There are also hidden costs involved on the environment. With Malaysia's growing focus on sustainable technology, the environmental cost of widespread AI adoption is concerning. Each AI query consumes significant energy — multiply that by millions of users, and we're looking at a substantial carbon footprint that could impact our climate goals.
But the biggest elephant in the room (and also the main reason I experimented with an AI agent) is this: Will AI replace us?
The good news is that AI won't replace us entirely, but jobs will definitely evolve.
Based on my experiment, AI still needs human oversight, fact-checking, and creative input. The winners will be those who learn to manage, maintain, and maximise AI tools.

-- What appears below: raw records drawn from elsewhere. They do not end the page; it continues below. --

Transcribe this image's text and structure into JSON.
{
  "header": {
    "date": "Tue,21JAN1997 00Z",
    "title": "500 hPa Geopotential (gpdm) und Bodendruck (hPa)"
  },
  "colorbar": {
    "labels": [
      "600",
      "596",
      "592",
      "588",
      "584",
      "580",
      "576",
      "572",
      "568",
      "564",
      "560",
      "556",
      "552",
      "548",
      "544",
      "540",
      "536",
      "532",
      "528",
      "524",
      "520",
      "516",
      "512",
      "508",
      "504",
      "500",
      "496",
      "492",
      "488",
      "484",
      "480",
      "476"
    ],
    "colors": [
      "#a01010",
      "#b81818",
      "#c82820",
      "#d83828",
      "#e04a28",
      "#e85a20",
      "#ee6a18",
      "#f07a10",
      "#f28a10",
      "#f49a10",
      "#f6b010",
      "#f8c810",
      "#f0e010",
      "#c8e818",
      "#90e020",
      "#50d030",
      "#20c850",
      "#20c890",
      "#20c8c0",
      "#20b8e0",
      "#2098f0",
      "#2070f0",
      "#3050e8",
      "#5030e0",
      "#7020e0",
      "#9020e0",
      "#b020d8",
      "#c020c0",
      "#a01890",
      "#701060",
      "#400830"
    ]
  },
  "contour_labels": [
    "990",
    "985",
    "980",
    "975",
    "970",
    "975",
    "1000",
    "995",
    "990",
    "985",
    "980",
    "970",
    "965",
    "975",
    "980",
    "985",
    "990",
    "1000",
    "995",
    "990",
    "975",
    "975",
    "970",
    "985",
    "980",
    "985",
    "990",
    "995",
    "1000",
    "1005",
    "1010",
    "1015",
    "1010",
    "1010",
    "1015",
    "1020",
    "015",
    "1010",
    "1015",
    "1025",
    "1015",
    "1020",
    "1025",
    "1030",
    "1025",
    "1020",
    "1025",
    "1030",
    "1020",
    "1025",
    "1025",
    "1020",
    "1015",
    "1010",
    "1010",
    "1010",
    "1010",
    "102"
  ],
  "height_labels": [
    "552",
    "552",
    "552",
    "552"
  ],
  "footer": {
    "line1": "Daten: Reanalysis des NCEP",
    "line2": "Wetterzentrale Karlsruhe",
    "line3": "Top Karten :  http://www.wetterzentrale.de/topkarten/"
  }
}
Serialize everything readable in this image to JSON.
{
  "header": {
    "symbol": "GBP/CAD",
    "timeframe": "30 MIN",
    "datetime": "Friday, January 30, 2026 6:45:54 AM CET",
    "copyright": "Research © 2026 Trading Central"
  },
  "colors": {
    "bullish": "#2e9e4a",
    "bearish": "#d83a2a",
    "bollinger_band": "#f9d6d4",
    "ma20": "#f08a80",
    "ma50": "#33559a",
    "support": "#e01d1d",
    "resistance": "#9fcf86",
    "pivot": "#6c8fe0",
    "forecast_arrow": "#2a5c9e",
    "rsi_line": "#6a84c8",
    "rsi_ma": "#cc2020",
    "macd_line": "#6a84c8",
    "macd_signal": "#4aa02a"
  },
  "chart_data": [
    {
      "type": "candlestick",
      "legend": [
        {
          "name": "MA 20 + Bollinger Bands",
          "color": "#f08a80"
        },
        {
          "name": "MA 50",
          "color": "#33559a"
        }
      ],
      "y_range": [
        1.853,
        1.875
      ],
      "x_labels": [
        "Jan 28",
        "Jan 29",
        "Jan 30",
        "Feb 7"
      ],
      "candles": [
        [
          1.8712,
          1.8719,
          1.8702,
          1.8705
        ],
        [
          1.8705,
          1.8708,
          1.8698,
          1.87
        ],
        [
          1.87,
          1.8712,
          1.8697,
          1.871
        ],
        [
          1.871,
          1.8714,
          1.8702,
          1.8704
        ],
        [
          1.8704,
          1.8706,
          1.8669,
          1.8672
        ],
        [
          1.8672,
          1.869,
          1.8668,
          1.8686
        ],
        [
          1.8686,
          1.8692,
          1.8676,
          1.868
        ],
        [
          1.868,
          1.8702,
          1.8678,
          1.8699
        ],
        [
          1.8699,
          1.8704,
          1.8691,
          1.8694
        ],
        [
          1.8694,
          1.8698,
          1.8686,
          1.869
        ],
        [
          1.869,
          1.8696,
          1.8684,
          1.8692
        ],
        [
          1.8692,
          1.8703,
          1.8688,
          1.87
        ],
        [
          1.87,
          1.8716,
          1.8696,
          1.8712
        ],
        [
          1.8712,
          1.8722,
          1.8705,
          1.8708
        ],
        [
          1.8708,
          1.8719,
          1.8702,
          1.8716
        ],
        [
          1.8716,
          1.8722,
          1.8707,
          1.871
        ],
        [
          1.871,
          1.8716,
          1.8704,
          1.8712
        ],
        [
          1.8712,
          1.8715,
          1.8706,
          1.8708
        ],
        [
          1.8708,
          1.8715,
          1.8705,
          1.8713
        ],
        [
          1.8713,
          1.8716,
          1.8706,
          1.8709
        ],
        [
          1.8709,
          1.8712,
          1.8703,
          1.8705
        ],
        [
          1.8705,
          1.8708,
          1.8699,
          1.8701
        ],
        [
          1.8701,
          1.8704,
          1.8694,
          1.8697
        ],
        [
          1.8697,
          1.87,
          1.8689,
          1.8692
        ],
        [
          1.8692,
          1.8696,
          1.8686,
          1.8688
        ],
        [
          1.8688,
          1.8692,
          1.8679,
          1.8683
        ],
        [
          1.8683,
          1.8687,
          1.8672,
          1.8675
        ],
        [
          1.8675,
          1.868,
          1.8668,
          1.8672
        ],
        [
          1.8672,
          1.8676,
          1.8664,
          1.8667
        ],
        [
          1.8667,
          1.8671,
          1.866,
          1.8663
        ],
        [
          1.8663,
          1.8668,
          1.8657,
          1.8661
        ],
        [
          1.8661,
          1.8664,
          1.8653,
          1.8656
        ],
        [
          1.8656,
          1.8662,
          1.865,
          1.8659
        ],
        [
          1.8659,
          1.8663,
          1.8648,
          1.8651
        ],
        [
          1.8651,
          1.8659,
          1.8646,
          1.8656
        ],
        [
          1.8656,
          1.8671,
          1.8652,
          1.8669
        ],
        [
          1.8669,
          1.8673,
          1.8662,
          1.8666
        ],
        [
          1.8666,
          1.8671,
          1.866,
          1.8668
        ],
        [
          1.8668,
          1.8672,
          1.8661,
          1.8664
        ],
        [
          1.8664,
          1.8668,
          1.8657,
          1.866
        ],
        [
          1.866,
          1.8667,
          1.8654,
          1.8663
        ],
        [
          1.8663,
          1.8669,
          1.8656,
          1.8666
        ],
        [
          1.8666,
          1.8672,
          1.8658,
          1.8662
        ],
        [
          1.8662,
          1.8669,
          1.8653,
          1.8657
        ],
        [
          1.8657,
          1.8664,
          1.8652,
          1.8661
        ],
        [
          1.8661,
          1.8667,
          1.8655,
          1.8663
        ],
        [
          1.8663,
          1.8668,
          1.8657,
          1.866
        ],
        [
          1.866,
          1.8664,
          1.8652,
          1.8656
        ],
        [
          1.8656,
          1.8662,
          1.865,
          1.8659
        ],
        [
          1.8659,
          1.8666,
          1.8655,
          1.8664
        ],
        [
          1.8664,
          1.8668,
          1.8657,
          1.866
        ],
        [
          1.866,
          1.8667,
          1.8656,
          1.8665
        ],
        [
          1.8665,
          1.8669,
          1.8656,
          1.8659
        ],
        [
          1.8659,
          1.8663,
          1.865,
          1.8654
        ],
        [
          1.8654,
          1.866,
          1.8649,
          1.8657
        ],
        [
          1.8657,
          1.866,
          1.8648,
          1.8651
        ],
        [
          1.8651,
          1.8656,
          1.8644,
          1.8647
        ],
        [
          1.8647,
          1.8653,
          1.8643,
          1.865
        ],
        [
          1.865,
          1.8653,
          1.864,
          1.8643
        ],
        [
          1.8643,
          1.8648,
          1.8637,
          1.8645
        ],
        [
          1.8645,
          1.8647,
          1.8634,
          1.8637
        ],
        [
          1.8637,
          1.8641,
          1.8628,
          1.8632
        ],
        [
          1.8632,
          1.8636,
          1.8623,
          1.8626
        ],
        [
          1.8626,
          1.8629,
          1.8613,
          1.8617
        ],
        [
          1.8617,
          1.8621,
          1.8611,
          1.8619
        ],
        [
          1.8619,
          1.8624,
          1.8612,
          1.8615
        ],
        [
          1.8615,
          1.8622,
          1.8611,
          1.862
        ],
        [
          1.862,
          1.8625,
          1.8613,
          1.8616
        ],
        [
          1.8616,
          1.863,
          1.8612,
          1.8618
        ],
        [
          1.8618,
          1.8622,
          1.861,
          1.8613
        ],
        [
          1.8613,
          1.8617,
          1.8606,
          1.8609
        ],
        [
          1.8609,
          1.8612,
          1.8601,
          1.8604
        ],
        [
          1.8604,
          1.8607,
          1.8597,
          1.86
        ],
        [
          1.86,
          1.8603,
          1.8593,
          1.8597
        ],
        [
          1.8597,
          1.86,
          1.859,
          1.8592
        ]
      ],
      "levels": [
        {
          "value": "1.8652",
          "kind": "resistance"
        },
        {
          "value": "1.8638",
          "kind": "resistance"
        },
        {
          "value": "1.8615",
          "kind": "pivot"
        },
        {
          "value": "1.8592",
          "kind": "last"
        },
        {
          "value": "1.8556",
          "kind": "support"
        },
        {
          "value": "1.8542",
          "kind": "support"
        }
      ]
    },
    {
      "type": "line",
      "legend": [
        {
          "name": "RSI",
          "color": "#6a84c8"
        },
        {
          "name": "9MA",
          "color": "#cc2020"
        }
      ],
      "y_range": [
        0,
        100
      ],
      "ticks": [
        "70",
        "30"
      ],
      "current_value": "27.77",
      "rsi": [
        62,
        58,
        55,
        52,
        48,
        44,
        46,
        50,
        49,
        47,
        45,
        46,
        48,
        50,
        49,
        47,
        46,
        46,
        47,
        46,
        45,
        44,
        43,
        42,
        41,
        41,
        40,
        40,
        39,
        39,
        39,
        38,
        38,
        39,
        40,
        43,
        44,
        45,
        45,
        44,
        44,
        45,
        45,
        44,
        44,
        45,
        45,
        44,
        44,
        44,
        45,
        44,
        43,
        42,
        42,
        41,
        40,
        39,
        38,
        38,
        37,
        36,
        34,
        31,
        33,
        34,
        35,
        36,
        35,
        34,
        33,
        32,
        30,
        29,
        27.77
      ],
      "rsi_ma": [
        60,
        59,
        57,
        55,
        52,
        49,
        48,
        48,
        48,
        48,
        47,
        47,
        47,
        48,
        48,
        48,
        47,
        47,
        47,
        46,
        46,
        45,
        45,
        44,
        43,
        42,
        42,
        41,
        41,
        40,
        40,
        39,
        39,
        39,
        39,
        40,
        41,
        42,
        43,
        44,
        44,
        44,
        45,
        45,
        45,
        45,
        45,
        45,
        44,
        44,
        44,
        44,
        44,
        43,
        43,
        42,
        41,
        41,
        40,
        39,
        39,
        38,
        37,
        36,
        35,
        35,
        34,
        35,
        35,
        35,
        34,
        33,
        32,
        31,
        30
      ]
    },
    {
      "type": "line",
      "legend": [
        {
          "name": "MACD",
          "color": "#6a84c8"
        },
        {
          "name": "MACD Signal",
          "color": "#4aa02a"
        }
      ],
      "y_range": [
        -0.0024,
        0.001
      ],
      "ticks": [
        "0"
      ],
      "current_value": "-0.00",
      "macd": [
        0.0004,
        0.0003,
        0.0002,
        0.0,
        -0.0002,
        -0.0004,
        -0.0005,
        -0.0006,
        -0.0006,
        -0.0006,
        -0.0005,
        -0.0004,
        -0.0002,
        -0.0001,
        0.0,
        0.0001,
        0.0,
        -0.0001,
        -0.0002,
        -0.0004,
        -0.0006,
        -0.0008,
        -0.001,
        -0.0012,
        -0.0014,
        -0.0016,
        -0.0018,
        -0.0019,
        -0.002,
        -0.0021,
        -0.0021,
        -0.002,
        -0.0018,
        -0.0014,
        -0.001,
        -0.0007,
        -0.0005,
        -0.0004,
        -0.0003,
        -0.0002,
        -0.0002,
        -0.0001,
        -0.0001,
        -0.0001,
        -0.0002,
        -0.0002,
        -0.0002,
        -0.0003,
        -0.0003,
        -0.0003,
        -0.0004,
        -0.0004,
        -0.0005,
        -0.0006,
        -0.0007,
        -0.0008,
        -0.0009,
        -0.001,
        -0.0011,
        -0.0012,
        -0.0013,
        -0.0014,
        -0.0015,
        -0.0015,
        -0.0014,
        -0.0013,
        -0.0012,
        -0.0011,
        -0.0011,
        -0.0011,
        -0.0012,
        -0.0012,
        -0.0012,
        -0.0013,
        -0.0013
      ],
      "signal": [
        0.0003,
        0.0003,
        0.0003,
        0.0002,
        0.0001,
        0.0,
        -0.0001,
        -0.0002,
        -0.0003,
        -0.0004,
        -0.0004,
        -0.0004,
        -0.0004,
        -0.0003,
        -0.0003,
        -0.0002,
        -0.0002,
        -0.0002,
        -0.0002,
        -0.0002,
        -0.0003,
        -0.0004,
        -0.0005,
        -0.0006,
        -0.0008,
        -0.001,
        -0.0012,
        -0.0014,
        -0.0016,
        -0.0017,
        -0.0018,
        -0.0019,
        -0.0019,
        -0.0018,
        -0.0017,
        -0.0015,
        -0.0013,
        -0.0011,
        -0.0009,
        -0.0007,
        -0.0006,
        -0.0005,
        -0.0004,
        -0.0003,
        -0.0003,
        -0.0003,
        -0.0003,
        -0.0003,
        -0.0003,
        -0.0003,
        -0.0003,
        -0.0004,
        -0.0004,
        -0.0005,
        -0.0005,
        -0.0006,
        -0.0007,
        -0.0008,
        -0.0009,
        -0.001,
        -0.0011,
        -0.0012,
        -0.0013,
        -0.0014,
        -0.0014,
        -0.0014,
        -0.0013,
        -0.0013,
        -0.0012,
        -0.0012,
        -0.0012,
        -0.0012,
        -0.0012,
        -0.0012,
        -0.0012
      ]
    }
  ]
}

For fresh graduates and mid-career professionals in Malaysia, this means upskilling in AI literacy is essential. You don't need to become a programmer overnight, but understanding how to work alongside AI will become as important as basic computer literacy was in the 2000s.
Image via Sukhbir Cheema / SAYS
Despite the challenges, I remain cautiously optimistic. AI agents will likely become as common as smartphone apps within the next decade (possibly even in the next couple of years).
The key is ensuring we develop them responsibly, with proper safeguards for privacy, accuracy, and environmental impact.
For Malaysian businesses and individuals, the question isn't whether to adopt AI agents, but how to do it safely and effectively. Start small, test thoroughly, and always maintain human oversight.
The future of work is about humans working smarter with AI, and that future is arriving faster than you might think.